In dem Buch geht es um Kater Frankie. Er hat alles, was er braucht: einen Riesen-Fernseher, ein Riesen-Bett und Futter mit viel Soße. Nur Gold, sein Menschenfreund, fehlt ihm. Der sitzt seit Monaten in der Klapse. Eines Tages gerät Frankie in ein Müllauto, das mit ihm davonfährt. Weit weg von seinem Zuhause und von allem, was er kennt, sucht er verzweifelt einen Weg zurück. Dabei trifft er Shattab. Das Mädchen ist allein, schmutzig und abgehauen aus der "Kanakensammelstelle", wie sie es nennt. Und so beginnt ein großes Abenteuer und die Reise durch ein Land, in dem beide Fremde sind. Sie begegnen den unterschiedlichsten Gestalten, Menschen wie Tieren. Es ist eine Geschichte darüber, was es bedeutet, sein Zuhause zu verlieren.

Das erste Buch habe ich noch nicht gelesen, was ich aber gar nicht für problematisch halte. Am Beginn der Geschichte gibt es eine kurze Erinnerung an das Ende des ersten Buches. Trotzdem habe ich Lust, dieses noch zu lesen.

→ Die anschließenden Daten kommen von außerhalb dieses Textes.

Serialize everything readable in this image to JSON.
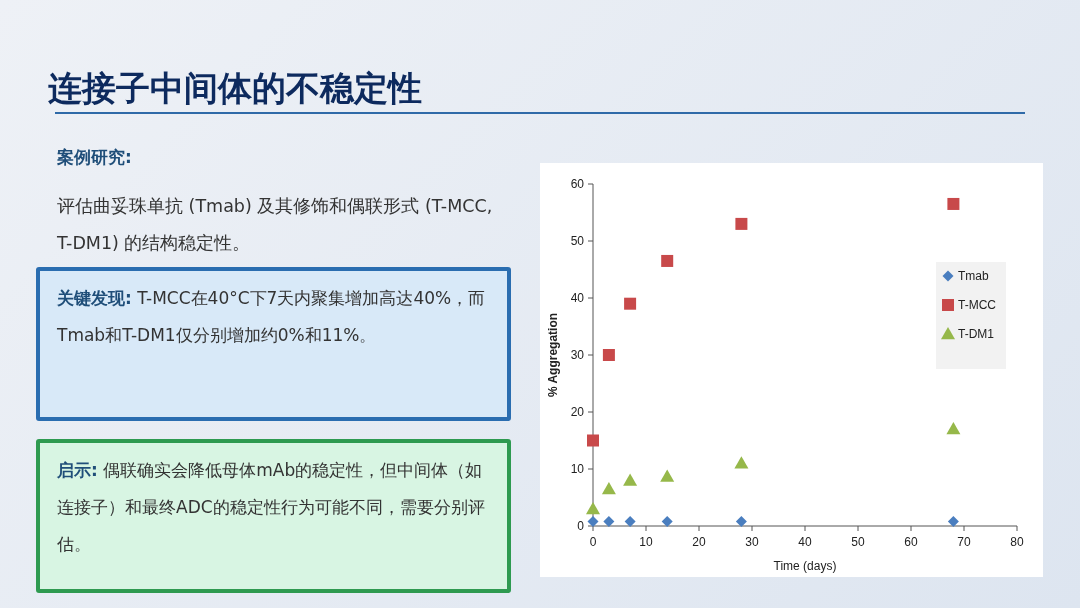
{
  "chart_data": {
    "type": "scatter",
    "title": "连接子中间体的不稳定性",
    "annotations": [
      "案例研究:",
      "评估曲妥珠单抗 (Tmab) 及其修饰和偶联形式 (T-MCC, T-DM1) 的结构稳定性。",
      "**关键发现:** T-MCC在40°C下7天内聚集增加高达40%，而Tmab和T-DM1仅分别增加约0%和11%。",
      "**启示:** 偶联确实会降低母体mAb的稳定性，但中间体（如连接子）和最终ADC的稳定性行为可能不同，需要分别评估。"
    ],
    "xlabel": "Time (days)",
    "ylabel": "% Aggregation",
    "x": [
      0,
      3,
      7,
      14,
      28,
      68
    ],
    "series": [
      {
        "name": "Tmab",
        "color": "#4a7ebf",
        "marker": "diamond",
        "values": [
          0.8,
          0.8,
          0.8,
          0.8,
          0.8,
          0.8
        ]
      },
      {
        "name": "T-MCC",
        "color": "#c8494a",
        "marker": "square",
        "values": [
          15,
          30,
          39,
          46.5,
          53,
          56.5
        ]
      },
      {
        "name": "T-DM1",
        "color": "#96b84a",
        "marker": "triangle",
        "values": [
          3,
          6.5,
          8,
          8.7,
          11,
          17
        ]
      }
    ],
    "xlim": [
      0,
      80
    ],
    "ylim": [
      0,
      60
    ],
    "xticks": [
      0,
      10,
      20,
      30,
      40,
      50,
      60,
      70,
      80
    ],
    "yticks": [
      0,
      10,
      20,
      30,
      40,
      50,
      60
    ],
    "grid": false,
    "legend": "right"
  }
}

Der Schreibstil war super. Es fühlt sich tatsächlich so an, als ob die Geschichte aus der Sicht einer Katze geschrieben wurde. Diese lockere und unbeschwerte Art von Frankie trifft dabei auf einige ernste Themen. So begleiten wir ihn auf seiner Reise zurück nach Hause, obwohl er eigentlich gar nicht so richtig weiß, wo das ist. Auf seinem Weg trifft er unterschiedliche Menschen und einige Tiere. Die meiste Zeit begleitet er ein Mädchen, das obdachlos ist und aus dem Ausland kommt. Mit ihr erlebt er, was Ausgrenzung bedeutet und wie grausam Menschen sein können – sowohl gegenüber einander als auch gegenüber Tieren. Dadurch ist das so leicht wirkende Buch an einigen Stellen wirklich ernst und ergreifend. Das hat mir wirklich sehr gut gefallen.
Wer Katzen oder ernste Themen, so gut es geht, leicht verpackt sucht, ist hier an der richtigen Stelle.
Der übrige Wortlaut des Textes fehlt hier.